Public university system in New Hampshire, United States

The University System of New Hampshire (USNH) is a system of public colleges and universities in the U.S. state of New Hampshire. It was established in 1963 and is responsible for overseeing the University of New Hampshire - Durham, the University of New Hampshire School of Law, the University of New Hampshire at Manchester, Plymouth State University, Keene State College, and previously Granite State College which has since merged with UNH. The University System of New Hampshire is the largest provider of post-secondary education in New Hampshire and is governed by a single board of trustees which is responsible for ensuring that each institution has a unique character and educational mission. Presently USNH has approximately 32,000 enrolled students annually and more than 90,000 alumni living in state.
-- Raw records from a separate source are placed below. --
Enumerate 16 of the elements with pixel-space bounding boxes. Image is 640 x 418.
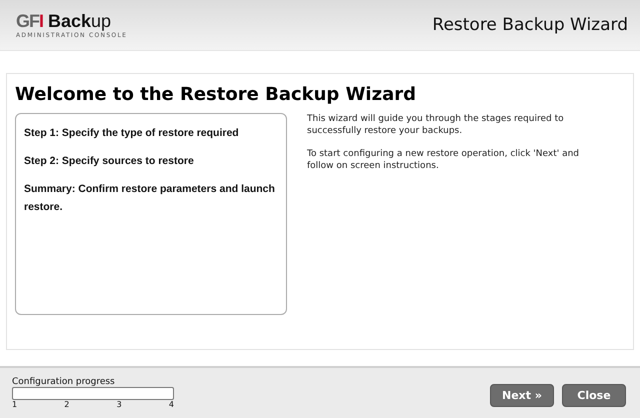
progress-tick: 2 [64,400,70,409]
intro-paragraph: This wizard will guide you through the stages required to successfully restore your backups. [307,113,565,137]
progress-tick: 1 [12,400,18,409]
step-text: Step 1: Specify the type of restore required [24,126,240,141]
close-button[interactable]: Close [562,384,626,406]
page-heading: Welcome to the Restore Backup Wizard [15,84,417,105]
step-text: Step 2: Specify sources to restore [24,154,195,169]
next-button[interactable]: Next » [490,384,554,406]
logo-product: Backup [48,11,112,31]
logo-brand: GFI [16,11,44,31]
intro-paragraph: To start configuring a new restore operation, click 'Next' and follow on screen instructions. [307,148,580,172]
wizard-title: Restore Backup Wizard [432,15,628,35]
progress-tick: 3 [116,400,122,409]
step-text: Summary: Confirm restore parameters and launch restore. [24,182,276,215]
progress-label: Configuration progress [12,377,116,387]
progress-tick: 4 [168,400,174,409]
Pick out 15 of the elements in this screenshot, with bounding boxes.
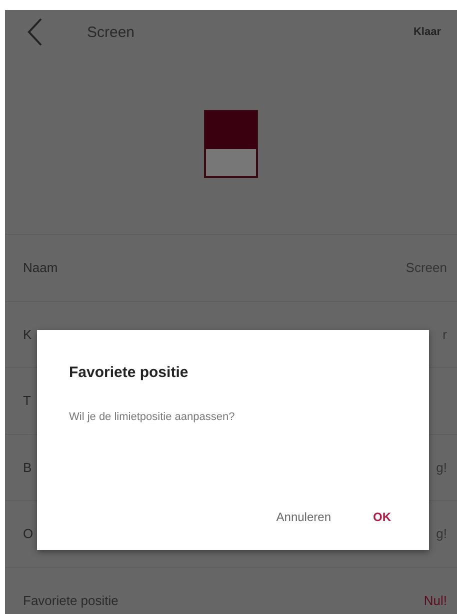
blind-icon [204, 110, 258, 178]
screen-title: Screen [87, 24, 136, 40]
row-label: K [23, 326, 32, 342]
row-label: Naam [23, 260, 58, 276]
row-value: Nul! [424, 592, 447, 608]
row-label: O [23, 526, 34, 542]
done-button[interactable]: Klaar [407, 25, 447, 39]
ok-button[interactable]: OK [367, 506, 397, 528]
row-label: T [23, 393, 31, 408]
dialog-title: Favoriete positie [69, 364, 190, 381]
cancel-button[interactable]: Annuleren [270, 506, 337, 528]
dialog-message: Wil je de limietpositie aanpassen? [69, 411, 236, 423]
settings-row[interactable]: Favoriete positie Nul! [5, 566, 457, 614]
row-label: Favoriete positie [23, 592, 118, 608]
row-label: B [23, 460, 32, 475]
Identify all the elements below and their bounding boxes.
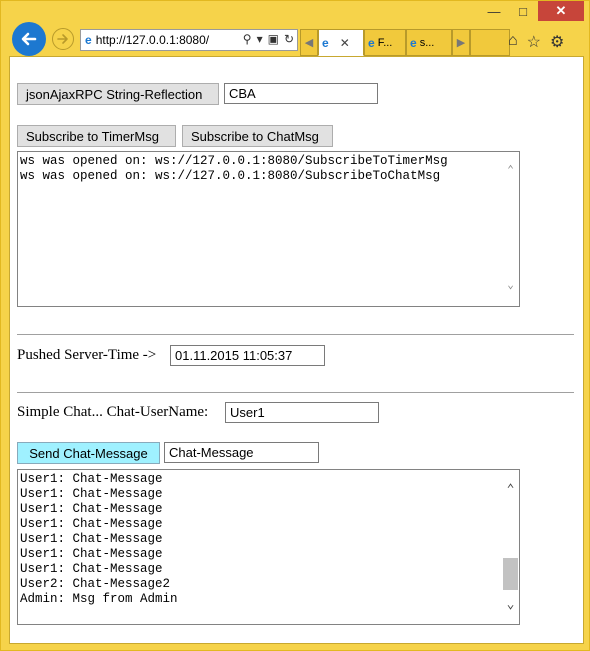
chat-line: User1: Chat-Message (20, 562, 163, 576)
page-content: jsonAjaxRPC String-Reflection Subscribe … (9, 56, 584, 644)
forward-button[interactable] (52, 28, 74, 50)
subscribe-chat-button[interactable]: Subscribe to ChatMsg (182, 125, 333, 147)
browser-window: — □ ✕ e http://127.0.0.1:8080/ ⚲ ▾ ▣ ↻ ◀… (0, 0, 590, 651)
chat-line: User1: Chat-Message (20, 472, 163, 486)
divider (17, 392, 574, 393)
chat-log-textarea[interactable]: User1: Chat-Message User1: Chat-Message … (17, 469, 520, 625)
close-window-button[interactable]: ✕ (538, 1, 584, 21)
tab-active[interactable]: e ✕ (318, 29, 364, 56)
forward-arrow-icon (57, 34, 68, 44)
chat-username-label: Simple Chat... Chat-UserName: (17, 404, 209, 420)
chat-line: User1: Chat-Message (20, 532, 163, 546)
chat-username-input[interactable] (225, 402, 379, 423)
send-chat-button[interactable]: Send Chat-Message (17, 442, 160, 464)
back-arrow-icon (21, 32, 37, 46)
chat-line: User1: Chat-Message (20, 547, 163, 561)
browser-toolbar: ⌂ ☆ ⚙ (508, 32, 564, 52)
scroll-up-icon[interactable]: ⌃ (504, 164, 517, 179)
tab-third[interactable]: e s... (406, 29, 452, 56)
server-time-field[interactable] (170, 345, 325, 366)
scrollbar[interactable]: ⌃ ⌄ (502, 470, 519, 624)
log-line: ws was opened on: ws://127.0.0.1:8080/Su… (20, 154, 448, 168)
chat-line: User1: Chat-Message (20, 502, 163, 516)
ie-tab-icon: e (410, 35, 417, 50)
ie-tab-icon: e (368, 35, 375, 50)
dropdown-icon[interactable]: ▾ (257, 32, 263, 46)
address-url: http://127.0.0.1:8080/ (95, 33, 210, 47)
scroll-up-icon[interactable]: ⌃ (504, 482, 517, 497)
tab-second[interactable]: e F... (364, 29, 406, 56)
rpc-input[interactable] (224, 83, 378, 104)
ie-page-icon: e (85, 33, 92, 47)
tab-label: F... (377, 36, 393, 49)
back-button[interactable] (12, 22, 46, 56)
subscribe-timer-button[interactable]: Subscribe to TimerMsg (17, 125, 176, 147)
chat-line: User2: Chat-Message2 (20, 577, 171, 591)
chat-line: Admin: Msg from Admin (20, 592, 178, 606)
tab-label: s... (419, 36, 435, 49)
gear-icon[interactable]: ⚙ (550, 32, 564, 52)
rpc-button[interactable]: jsonAjaxRPC String-Reflection (17, 83, 219, 105)
compatibility-icon[interactable]: ▣ (268, 32, 279, 46)
address-bar[interactable]: e http://127.0.0.1:8080/ ⚲ ▾ ▣ ↻ (80, 29, 298, 51)
server-time-label: Pushed Server-Time -> (17, 347, 157, 363)
scrollbar[interactable]: ⌃ ⌄ (502, 152, 519, 306)
scroll-down-icon[interactable]: ⌄ (504, 597, 517, 612)
tab-strip: ◀ e ✕ e F... e s... ▶ (300, 29, 510, 56)
maximize-button[interactable]: □ (510, 1, 536, 21)
tab-close-icon[interactable]: ✕ (340, 36, 350, 50)
chat-line: User1: Chat-Message (20, 517, 163, 531)
chat-message-input[interactable] (164, 442, 319, 463)
chat-line: User1: Chat-Message (20, 487, 163, 501)
refresh-icon[interactable]: ↻ (284, 32, 294, 46)
log-line: ws was opened on: ws://127.0.0.1:8080/Su… (20, 169, 441, 183)
tab-scroll-right[interactable]: ▶ (452, 29, 470, 56)
ie-tab-icon: e (322, 35, 329, 50)
divider (17, 334, 574, 335)
scroll-down-icon[interactable]: ⌄ (504, 279, 517, 294)
scroll-thumb[interactable] (503, 558, 518, 590)
home-icon[interactable]: ⌂ (508, 32, 518, 52)
new-tab-button[interactable] (470, 29, 510, 56)
ws-log-textarea[interactable]: ws was opened on: ws://127.0.0.1:8080/Su… (17, 151, 520, 307)
minimize-button[interactable]: — (481, 1, 507, 21)
search-icon[interactable]: ⚲ (243, 32, 252, 46)
star-icon[interactable]: ☆ (527, 32, 541, 52)
tab-scroll-left[interactable]: ◀ (300, 29, 318, 56)
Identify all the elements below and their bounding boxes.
As of 30 June 2020, the Institution's endowment was valued at $798.7 million.

==Institutions==

| Name | Location | Founded | Enrollment | Athletics nickname | Athletics conference | Athletics level |
|---|---|---|---|---|---|---|
| University of New Hampshire | Durham | 1866 | 14,500 | Wildcats | America East | NCAA Division I |
| Keene State College | Keene | 1909 | 3,213 | Owls | Little East Conference | NCAA Division III |
| Plymouth State University | Plymouth | 1871 | 4,491 | Panthers | Little East Conference | NCAA Division III |
| University of New Hampshire at Manchester | Manchester | 1985 | 1,038 | N/A |  |  |
| University of New Hampshire School of Law | Concord | 1973 | 596 | N/A |  |  |

==History==
The decision to establish the university system came from the recommendation of the Interim Commission on Higher Education appointed in 1961 by Governor Wesley Powell. In establishing the university system, the Keene and Plymouth Teachers' Colleges were removed from the supervision of the State Board of Education, were renamed "state colleges", and placed under the jurisdiction of the Board of Trustees of the University of New Hampshire. The number of trustees increased from 13 to 22 with the establishment of the University System. The Board designated the President of the University of New Hampshire as "first among equals" and assigned the responsibility to coordinate the activities of the three institutions.

In 1972, the trustees established the School of Continuing Studies (now Granite State College) to serve the adult education needs of New Hampshire residents.

From 1963 to 1974, there was a growing concern of the trustees over the steadily increasing amount of time that senior UNH officials had to devote to the growing responsibilities to the university system. An appointed committee representing a broad spectrum of political, professional, and educational interests later named the Carter Commission recommended the employment of a System Director of Personnel and the development of a comprehensive personnel system which would provide for the establishment of a statewide educational system. The trustees voted to physically separate the university system staff from the university staff. In summer 1974, the newly designated USNH staff moved five miles west of Durham to Lee. The trustees also had legislation passed and signed to create the position of chancellor. The chancellor was established as the chief executive and chief academic officer of the system to oversee the head of each institution, and is elected and answerable to the trustees.

==Board of trustees==

The University System of New Hampshire is governed by a 29-member board of trustees comprising the governor, the Senate president, the House speaker, ten members appointed by the governor and Executive Council, seven alumni-elected members, two student-elected members, the education commissioner, the agriculture commissioner, the presidents of the university system's four colleges and universities, and the chancellor. The chancellor is the chief executive officer of the university system.